Let’s do a little thought experiment.
Take a llama. This llama was born in Peru, like most llamas. He wears one of those little Peruvian caps the peasants wear in The Emperor’s New Groove. Everyday, he takes the same mountain trail, and one day, while doing so, his little Peruvian cap blows right off his fuzzy head and down into the yawning gorge below and is swallowed up by the jungle. Then, the llama no longer has his little Peruvian cap.
Is he still a Peruvian llama even though he has nothing to differentiate him from his neighbour, a Bolivian llama? The Peruvian llama is a Peruvian llama because he is Peruvian, and not because he wears a little hat on his head. The hat just makes him easier to identify as a Peruvian llama. I think most rational people would agree that he is, and that using purely physical appearance — in this case, the Peruvian cap — to ascribe something as complicated as identity is absurd.
About two months ago I decided on a whim to cut my hair. And by cut, I mean lop off like Marie Antoinette’s head: straight cut, no questions asked, boyishly short. I was walking by a barber shop and said to myself, “Self, would what would happen if?” The next thing I knew I was telling the stylist that yes, I did, indeed want her to cut it all off. No I was not worried about looking “unfeminine” thank you, please cut it right to the nape of my neck.
The mechanics of short hair aside — gels and mousse and the unfamiliar sensation of air on the back of my neck — it wasn’t long before I noticed something else other than my bed-head was different. People began assuming — or rather, making comments to let me know they assumed — that I was a lesbian.
Certain girls began to smile at me who had not smiled at me before, and certain boys stopped — and there is nothing to complain about there. Who can complain about more of the good sort of attention and less of the kind you don’t want?
Just as the sort of women I did want to look at me were looking at me, other people, both men and women, started looking at me differently, and not always positively. It was in the way they would or would not meet my eye. Assumptions — now of the accurate variety — were being made and are being made about my sexuality based on my physical appearance.
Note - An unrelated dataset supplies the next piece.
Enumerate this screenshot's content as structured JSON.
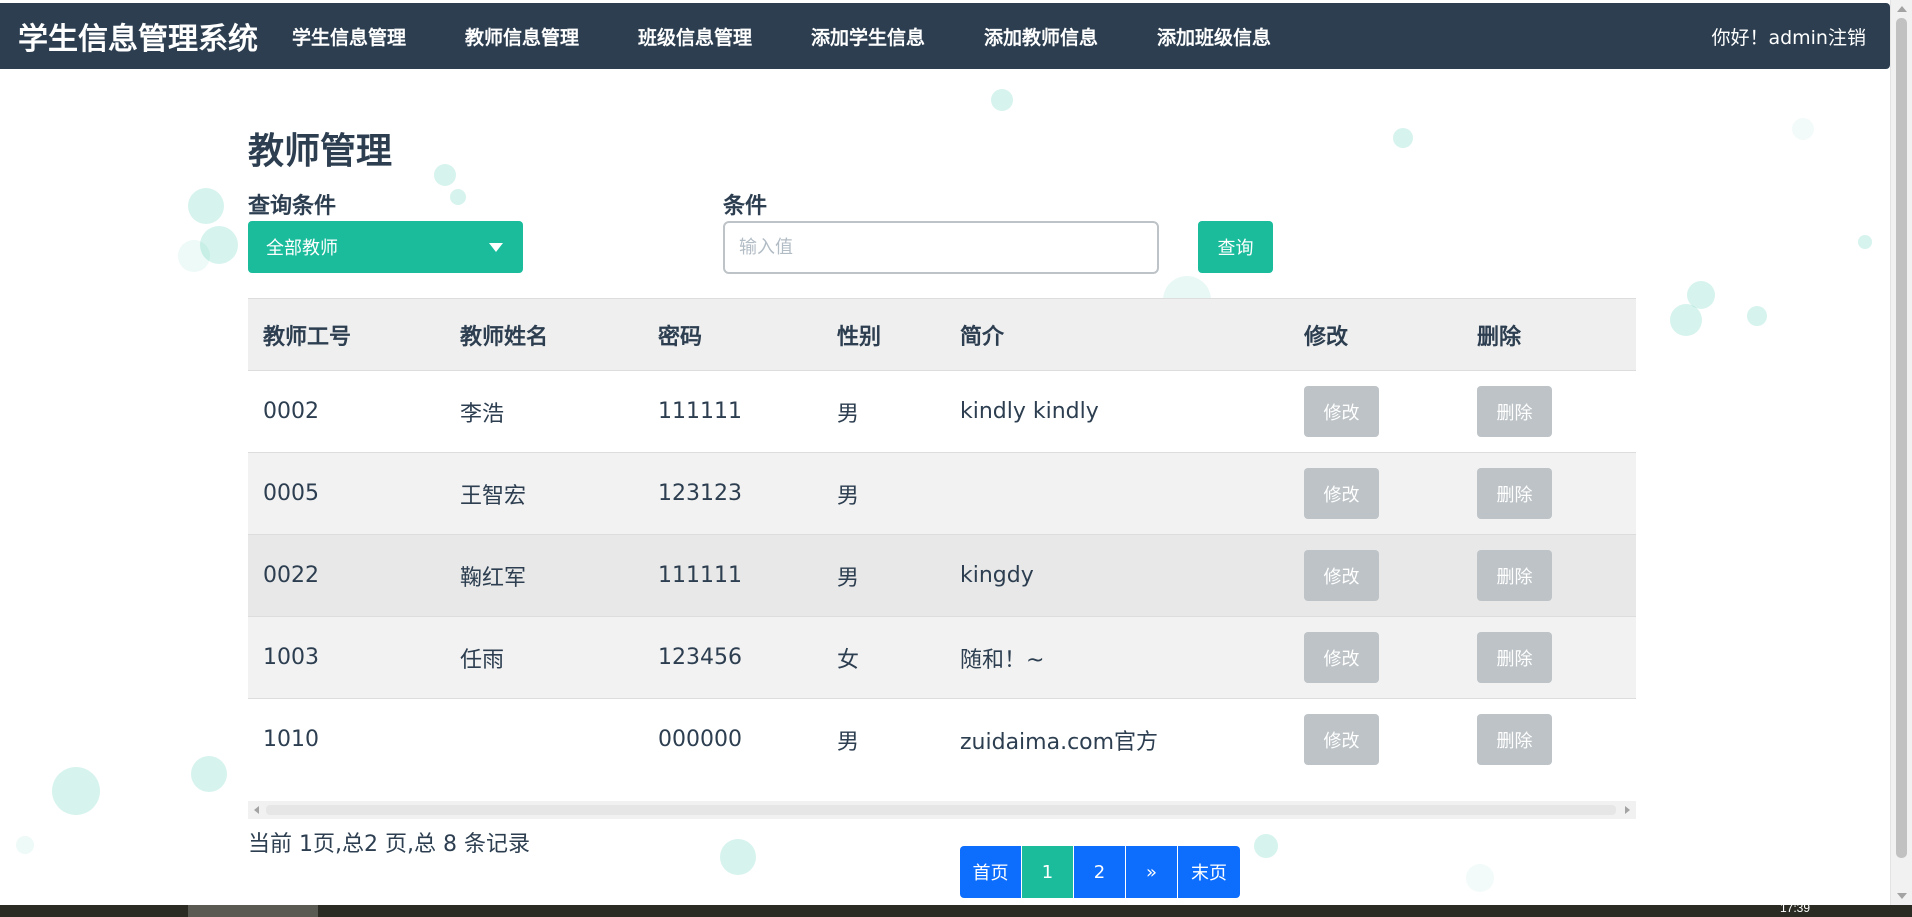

Now, one could argue this is purely a benefit. I am more visible to the queer community and this visibility translates into an increased presence in the general community. But what does it say about the assumptions people make, and the nature of stereotypes?
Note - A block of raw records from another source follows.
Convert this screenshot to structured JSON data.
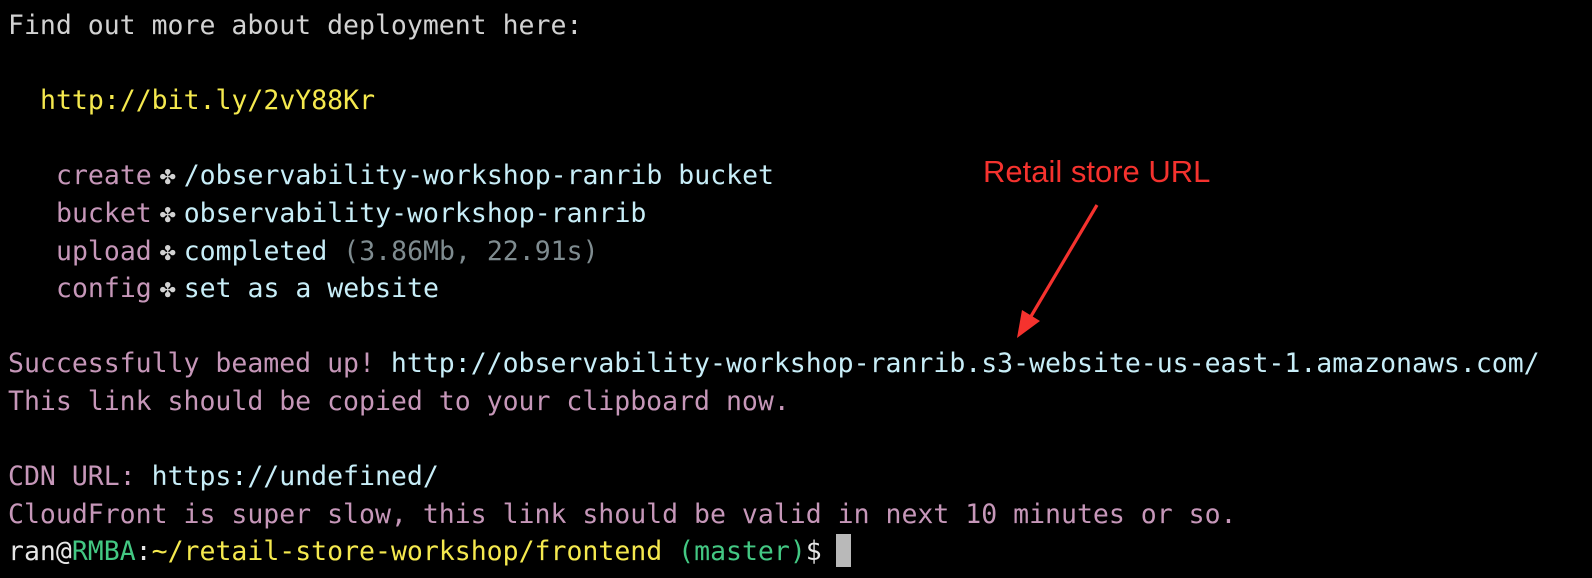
{
  "terminal": {
    "intro": "Find out more about deployment here:",
    "deploy_link": "http://bit.ly/2vY88Kr",
    "steps": [
      {
        "label": "create",
        "symbol": "✤",
        "value": "/observability-workshop-ranrib bucket",
        "extra": ""
      },
      {
        "label": "bucket",
        "symbol": "✤",
        "value": "observability-workshop-ranrib",
        "extra": ""
      },
      {
        "label": "upload",
        "symbol": "✤",
        "value": "completed",
        "extra": "(3.86Mb, 22.91s)"
      },
      {
        "label": "config",
        "symbol": "✤",
        "value": "set as a website",
        "extra": ""
      }
    ],
    "success_prefix": "Successfully beamed up!",
    "success_url": "http://observability-workshop-ranrib.s3-website-us-east-1.amazonaws.com/",
    "clipboard_note": "This link should be copied to your clipboard now.",
    "cdn_label": "CDN URL:",
    "cdn_url": "https://undefined/",
    "cloudfront_note": "CloudFront is super slow, this link should be valid in next 10 minutes or so.",
    "prompt": {
      "user": "ran",
      "at": "@",
      "host": "RMBA",
      "colon": ":",
      "path": "~/retail-store-workshop/frontend",
      "branch": "(master)",
      "symbol": "$"
    }
  },
  "annotation": {
    "label": "Retail store URL",
    "color": "#f5322e"
  },
  "colors": {
    "background": "#000000",
    "label_mauve": "#c697b9",
    "value_cyan": "#c8eef8",
    "link_yellow": "#f5e94e",
    "prompt_green": "#43c883",
    "muted_gray": "#7f8c90"
  }
}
I admit that I feel “gayer” with short hair — more natural, if you will — but I’m no more queer than I ever was before. I’ve always given the pretty girl at the café a flirty smile. (And the one at the bookstore. And the cafeteria.) Somehow the length of my hair doesn’t seem to have any impact of my natural attraction to members of the same sex and my love of Ellen. But it does seem to make other people aware — even uncomfortable — about my sexuality and their perceptions of it.
More importantly, what do assumptions about sexuality based on physical appearance say about the nature of femininity? Am I less “feminine”(as my hair dresser tactlessly suggested) for having shorter hair? Is a lesbian with long hair less of a dyke? I was a woman the day before I cut my hair and I continued — according to my drivers license and a quick panty check — to be a just as much of a woman after I had it all lopped off. We’re all women. We’re all female. We are all “feminine.” Outward appearance is a way to tell each other from the crowd — but is the crowd imposing these idea about our identity on us, or we are imposing our own identity on the crowd?
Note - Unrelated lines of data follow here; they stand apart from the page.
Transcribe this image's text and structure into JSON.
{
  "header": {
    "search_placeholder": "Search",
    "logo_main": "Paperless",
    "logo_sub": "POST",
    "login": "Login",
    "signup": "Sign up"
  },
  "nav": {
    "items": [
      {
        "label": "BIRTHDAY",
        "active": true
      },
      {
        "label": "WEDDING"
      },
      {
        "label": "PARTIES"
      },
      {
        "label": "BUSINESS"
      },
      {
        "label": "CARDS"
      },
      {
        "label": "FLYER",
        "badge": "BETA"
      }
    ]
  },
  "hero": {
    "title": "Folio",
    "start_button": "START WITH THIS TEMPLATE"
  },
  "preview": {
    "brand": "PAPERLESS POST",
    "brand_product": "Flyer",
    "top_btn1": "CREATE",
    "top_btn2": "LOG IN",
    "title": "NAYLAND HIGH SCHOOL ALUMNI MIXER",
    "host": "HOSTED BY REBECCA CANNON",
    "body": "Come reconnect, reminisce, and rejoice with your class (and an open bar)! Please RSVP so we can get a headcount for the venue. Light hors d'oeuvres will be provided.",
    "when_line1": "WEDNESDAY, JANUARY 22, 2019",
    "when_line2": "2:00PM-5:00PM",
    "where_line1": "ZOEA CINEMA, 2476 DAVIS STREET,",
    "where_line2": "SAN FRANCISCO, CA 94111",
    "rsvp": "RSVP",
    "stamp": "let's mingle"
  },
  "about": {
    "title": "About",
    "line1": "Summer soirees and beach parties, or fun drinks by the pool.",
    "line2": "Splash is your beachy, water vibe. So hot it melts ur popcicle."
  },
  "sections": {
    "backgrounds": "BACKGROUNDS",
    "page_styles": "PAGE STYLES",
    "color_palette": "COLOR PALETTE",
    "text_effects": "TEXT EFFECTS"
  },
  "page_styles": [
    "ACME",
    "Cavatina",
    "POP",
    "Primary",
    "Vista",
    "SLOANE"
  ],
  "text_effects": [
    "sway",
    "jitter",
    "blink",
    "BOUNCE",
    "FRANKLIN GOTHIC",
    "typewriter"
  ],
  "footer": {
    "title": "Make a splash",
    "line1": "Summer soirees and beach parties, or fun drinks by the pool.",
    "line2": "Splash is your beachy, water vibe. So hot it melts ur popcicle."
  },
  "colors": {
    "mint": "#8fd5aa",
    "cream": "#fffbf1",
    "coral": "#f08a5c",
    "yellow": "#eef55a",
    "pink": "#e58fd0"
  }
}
If I were to decide to just let my hair grown out again, to let it grow long and style it, people would likely assume that I was straight, both in the general and the queer community. Cutting my hair wasn’t an expression of sexuality — it was an experiment to see if it would effect the perceptions people had about me would alter. Identity isn’t about what you wear or how you cut your hair or whether or not you choose to wear make-up. It’s about how you feel, and who you are as a person. Although there’s no reason to not be proud of who you are and show it off — so long as how you show it off is an expression of you.